The glycosylation and sulfation pattern of heparan sulfate chains changes according to the localization and activation status of the carrier cells. For example, heparan sulfate chains on syndecan-2 are important in mediating left-right asymmetry in the developing Xenopus embryo. The work of Joseph Yost has shown that the migration of mesoderm is controlled by variable glyco-sulfation patterns in syndecan-2 expressed on ectodermal cells. Accordingly, treatment of embryos with heparanase leads to randomized location of asymmetrical organs, such as heart and gut.
FIG: HS TABLE
Although heparan sulfates and heparin are both sulfated carbohydrates structures, they are structurally and functionally distinct. Heparin is a potent anticoagulant produced by mast cells where it is stored in secretory granules. The degree of sulfation and GlcA epimerization is higher in heparin than in heparan sulfates, which increases the binding to antithrombin-III and thereby the anticoagulant effect. Heparan sulfate are produced by nearly all cell types and display only little anticoagulant activity.

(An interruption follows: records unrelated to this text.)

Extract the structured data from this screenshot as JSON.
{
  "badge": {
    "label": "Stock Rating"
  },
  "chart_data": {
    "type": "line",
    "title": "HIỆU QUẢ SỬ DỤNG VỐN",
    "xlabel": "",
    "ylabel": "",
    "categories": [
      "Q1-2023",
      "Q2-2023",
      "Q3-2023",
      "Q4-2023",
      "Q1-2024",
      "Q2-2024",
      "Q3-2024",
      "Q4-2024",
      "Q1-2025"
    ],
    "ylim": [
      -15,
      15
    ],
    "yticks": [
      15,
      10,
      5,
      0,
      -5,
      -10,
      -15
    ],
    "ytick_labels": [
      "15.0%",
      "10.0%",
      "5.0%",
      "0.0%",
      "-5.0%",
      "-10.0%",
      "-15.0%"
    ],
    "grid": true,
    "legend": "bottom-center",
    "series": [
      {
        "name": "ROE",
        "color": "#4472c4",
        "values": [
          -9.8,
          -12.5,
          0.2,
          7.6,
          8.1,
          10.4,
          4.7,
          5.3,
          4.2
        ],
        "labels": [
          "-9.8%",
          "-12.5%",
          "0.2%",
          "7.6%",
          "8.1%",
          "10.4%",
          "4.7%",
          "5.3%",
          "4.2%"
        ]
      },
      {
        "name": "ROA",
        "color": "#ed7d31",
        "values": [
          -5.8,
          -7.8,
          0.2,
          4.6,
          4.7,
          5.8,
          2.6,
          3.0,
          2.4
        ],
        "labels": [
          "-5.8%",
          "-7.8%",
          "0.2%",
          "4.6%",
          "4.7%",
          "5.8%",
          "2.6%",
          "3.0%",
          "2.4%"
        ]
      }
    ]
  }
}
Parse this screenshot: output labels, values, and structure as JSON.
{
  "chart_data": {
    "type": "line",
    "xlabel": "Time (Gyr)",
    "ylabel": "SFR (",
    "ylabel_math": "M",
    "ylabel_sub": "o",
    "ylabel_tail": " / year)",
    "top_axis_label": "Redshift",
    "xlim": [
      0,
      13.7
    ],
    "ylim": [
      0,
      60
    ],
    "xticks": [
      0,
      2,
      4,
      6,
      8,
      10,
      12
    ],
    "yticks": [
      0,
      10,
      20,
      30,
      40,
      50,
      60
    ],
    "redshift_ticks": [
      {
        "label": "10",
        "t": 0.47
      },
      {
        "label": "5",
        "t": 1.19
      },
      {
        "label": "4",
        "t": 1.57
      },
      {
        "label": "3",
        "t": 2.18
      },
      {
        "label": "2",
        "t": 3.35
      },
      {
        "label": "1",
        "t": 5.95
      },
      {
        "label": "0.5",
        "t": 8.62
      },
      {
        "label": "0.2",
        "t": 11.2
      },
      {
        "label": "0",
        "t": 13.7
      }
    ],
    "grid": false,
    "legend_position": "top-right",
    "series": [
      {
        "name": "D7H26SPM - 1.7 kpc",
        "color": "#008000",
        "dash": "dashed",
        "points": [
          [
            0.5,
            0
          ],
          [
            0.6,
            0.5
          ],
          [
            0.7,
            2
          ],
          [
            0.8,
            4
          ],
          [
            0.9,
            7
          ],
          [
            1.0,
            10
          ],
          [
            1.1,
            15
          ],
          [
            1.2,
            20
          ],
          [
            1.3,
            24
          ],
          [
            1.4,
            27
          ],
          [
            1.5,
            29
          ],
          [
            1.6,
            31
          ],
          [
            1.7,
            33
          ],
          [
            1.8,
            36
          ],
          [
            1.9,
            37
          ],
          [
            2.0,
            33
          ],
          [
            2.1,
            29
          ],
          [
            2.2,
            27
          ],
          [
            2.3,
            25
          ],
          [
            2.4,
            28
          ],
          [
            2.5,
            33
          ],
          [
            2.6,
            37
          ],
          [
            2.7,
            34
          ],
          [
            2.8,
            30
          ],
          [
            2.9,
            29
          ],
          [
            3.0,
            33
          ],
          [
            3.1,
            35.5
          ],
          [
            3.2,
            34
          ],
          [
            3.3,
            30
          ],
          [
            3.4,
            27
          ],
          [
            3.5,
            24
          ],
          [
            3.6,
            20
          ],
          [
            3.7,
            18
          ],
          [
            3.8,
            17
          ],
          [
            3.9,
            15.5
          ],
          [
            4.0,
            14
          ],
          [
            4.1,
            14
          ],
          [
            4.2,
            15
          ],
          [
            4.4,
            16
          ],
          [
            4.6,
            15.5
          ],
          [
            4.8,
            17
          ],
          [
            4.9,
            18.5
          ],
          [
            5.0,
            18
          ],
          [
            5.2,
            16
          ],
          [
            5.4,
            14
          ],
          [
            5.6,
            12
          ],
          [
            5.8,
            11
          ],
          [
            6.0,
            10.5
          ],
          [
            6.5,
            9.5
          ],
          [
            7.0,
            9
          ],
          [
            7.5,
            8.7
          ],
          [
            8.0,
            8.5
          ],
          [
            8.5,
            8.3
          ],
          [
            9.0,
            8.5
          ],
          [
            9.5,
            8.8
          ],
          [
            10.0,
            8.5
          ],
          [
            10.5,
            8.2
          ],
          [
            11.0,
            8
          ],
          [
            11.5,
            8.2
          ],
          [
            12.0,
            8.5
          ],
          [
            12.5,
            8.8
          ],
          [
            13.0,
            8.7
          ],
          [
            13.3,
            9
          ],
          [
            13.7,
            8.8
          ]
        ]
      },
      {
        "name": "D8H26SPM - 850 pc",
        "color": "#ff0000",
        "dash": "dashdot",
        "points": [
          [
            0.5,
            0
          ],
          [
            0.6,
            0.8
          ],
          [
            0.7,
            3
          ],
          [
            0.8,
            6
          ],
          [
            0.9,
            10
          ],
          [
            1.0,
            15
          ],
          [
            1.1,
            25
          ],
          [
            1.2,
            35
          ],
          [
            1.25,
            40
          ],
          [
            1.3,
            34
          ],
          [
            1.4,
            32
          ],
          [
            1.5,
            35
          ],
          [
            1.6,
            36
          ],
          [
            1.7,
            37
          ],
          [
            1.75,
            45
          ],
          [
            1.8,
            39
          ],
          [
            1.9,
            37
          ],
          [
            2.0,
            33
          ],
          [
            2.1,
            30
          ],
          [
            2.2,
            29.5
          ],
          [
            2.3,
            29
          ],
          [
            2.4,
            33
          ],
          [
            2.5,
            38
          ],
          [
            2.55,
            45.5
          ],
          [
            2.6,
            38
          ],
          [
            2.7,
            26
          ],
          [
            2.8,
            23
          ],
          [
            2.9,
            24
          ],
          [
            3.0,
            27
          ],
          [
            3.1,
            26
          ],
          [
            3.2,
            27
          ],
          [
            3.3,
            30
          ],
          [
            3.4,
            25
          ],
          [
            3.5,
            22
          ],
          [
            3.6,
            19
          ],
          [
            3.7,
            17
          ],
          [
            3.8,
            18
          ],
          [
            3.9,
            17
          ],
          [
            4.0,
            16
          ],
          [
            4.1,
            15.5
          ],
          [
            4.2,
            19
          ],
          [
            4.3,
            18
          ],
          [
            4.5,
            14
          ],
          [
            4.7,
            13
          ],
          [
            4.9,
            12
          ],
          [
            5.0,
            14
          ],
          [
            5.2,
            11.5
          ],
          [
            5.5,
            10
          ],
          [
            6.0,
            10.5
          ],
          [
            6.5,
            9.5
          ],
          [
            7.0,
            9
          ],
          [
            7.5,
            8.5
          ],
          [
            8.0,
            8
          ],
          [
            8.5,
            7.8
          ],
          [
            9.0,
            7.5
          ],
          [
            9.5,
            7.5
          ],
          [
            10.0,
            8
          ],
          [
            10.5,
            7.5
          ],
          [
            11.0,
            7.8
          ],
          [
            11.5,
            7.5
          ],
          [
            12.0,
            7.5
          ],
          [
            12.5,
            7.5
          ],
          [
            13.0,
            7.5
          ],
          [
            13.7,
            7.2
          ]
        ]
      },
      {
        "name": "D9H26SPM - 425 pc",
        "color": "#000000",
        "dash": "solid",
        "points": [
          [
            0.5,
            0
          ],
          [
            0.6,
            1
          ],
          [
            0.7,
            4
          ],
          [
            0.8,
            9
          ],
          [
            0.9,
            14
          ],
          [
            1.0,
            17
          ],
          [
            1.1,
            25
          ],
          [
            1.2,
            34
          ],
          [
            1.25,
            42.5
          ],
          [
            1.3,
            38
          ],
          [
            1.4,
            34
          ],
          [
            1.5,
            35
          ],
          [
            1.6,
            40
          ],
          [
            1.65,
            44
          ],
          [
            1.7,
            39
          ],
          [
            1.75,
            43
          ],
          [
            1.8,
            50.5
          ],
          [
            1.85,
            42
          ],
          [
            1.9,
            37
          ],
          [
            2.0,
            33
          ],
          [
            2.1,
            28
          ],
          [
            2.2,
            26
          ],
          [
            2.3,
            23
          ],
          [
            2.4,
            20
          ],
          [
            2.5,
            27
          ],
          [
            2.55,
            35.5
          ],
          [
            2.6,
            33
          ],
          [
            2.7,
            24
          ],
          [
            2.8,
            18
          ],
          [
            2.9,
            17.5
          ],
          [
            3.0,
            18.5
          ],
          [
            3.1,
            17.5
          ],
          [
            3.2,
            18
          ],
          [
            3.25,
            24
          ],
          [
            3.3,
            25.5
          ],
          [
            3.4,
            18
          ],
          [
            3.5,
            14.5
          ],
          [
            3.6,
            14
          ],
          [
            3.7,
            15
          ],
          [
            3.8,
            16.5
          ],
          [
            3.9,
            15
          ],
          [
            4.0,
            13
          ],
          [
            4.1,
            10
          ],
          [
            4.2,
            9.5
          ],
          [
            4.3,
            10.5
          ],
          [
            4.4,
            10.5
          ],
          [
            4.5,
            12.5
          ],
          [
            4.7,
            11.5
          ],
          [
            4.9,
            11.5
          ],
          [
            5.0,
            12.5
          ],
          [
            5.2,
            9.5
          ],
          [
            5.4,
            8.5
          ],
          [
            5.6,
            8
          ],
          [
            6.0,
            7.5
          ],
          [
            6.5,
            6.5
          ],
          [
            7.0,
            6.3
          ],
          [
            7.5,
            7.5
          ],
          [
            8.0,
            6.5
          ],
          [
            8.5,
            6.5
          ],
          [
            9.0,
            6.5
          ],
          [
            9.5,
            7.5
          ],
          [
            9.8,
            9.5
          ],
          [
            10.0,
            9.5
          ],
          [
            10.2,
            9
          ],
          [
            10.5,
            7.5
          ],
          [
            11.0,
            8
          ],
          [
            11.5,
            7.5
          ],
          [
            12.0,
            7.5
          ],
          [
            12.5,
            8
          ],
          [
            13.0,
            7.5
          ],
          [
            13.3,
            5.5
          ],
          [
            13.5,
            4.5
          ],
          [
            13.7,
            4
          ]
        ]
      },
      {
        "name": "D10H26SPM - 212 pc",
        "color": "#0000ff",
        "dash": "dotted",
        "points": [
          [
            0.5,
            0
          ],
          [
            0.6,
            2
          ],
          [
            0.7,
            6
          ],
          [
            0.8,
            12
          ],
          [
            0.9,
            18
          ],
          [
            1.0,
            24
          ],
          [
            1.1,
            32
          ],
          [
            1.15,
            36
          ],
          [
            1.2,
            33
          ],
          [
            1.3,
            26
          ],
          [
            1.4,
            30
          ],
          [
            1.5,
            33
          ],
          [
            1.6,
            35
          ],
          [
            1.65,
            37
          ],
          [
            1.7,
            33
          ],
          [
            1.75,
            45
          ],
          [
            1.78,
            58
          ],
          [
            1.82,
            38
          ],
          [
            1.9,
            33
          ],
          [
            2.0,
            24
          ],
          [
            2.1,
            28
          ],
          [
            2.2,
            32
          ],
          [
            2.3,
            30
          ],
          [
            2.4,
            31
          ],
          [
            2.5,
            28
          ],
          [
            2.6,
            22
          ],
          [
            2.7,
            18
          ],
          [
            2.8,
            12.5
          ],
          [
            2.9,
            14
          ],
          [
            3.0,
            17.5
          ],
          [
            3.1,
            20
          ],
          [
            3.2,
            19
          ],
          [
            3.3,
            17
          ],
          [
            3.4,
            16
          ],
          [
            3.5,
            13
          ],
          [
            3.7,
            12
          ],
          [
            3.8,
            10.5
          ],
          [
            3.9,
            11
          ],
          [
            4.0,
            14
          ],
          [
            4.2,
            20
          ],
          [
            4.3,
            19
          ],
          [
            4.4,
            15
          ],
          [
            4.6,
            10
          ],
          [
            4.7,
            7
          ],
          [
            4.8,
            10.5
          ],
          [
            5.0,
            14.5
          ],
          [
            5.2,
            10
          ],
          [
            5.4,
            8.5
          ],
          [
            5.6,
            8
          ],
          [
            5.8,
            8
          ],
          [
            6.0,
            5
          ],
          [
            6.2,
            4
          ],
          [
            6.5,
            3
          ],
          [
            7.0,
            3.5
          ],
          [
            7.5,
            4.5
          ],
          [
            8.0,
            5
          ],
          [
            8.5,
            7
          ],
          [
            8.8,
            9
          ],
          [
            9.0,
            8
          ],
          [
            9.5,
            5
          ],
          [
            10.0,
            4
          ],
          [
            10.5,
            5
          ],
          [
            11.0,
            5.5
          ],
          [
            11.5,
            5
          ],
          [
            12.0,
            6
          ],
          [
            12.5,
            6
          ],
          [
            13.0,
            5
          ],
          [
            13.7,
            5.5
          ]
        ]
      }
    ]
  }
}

FIG: COMPARING HS and HEPARIN
GAG chains like heparan sulfates are important for the formation of protein gradients involved in the control of organ growth and development. The essential contribution of GAG is underlined by the study of mutations in Drosophila that affect the biosynthesis of heparan sulfate. Nearly all genes involved in heparan sulfate formation, including the PAPS transporter, EXT glycosyltransferases, sulfotransferases, UDP-GlcA decarboxylase and UDP-Glc dehydrogenase have been implied in shaping morphogenic gradients in the developing Drosophila embryo. Such morphogenic gradients enable the formation of polarized structures, providing cues for the positioning and activation of cells during development. Morphogenic and growth factors such as FGFs, BMPs, wingless (Wg/Wnt), and hedgehog (Hh) bind to heparan sulfate chains, thereby increasing their local concentration and extending their range across tissues and structures. As discussed in the context of exostoses, defects in heparan sulfates disrupt gradients and lead to aberrant cell migration and proliferation.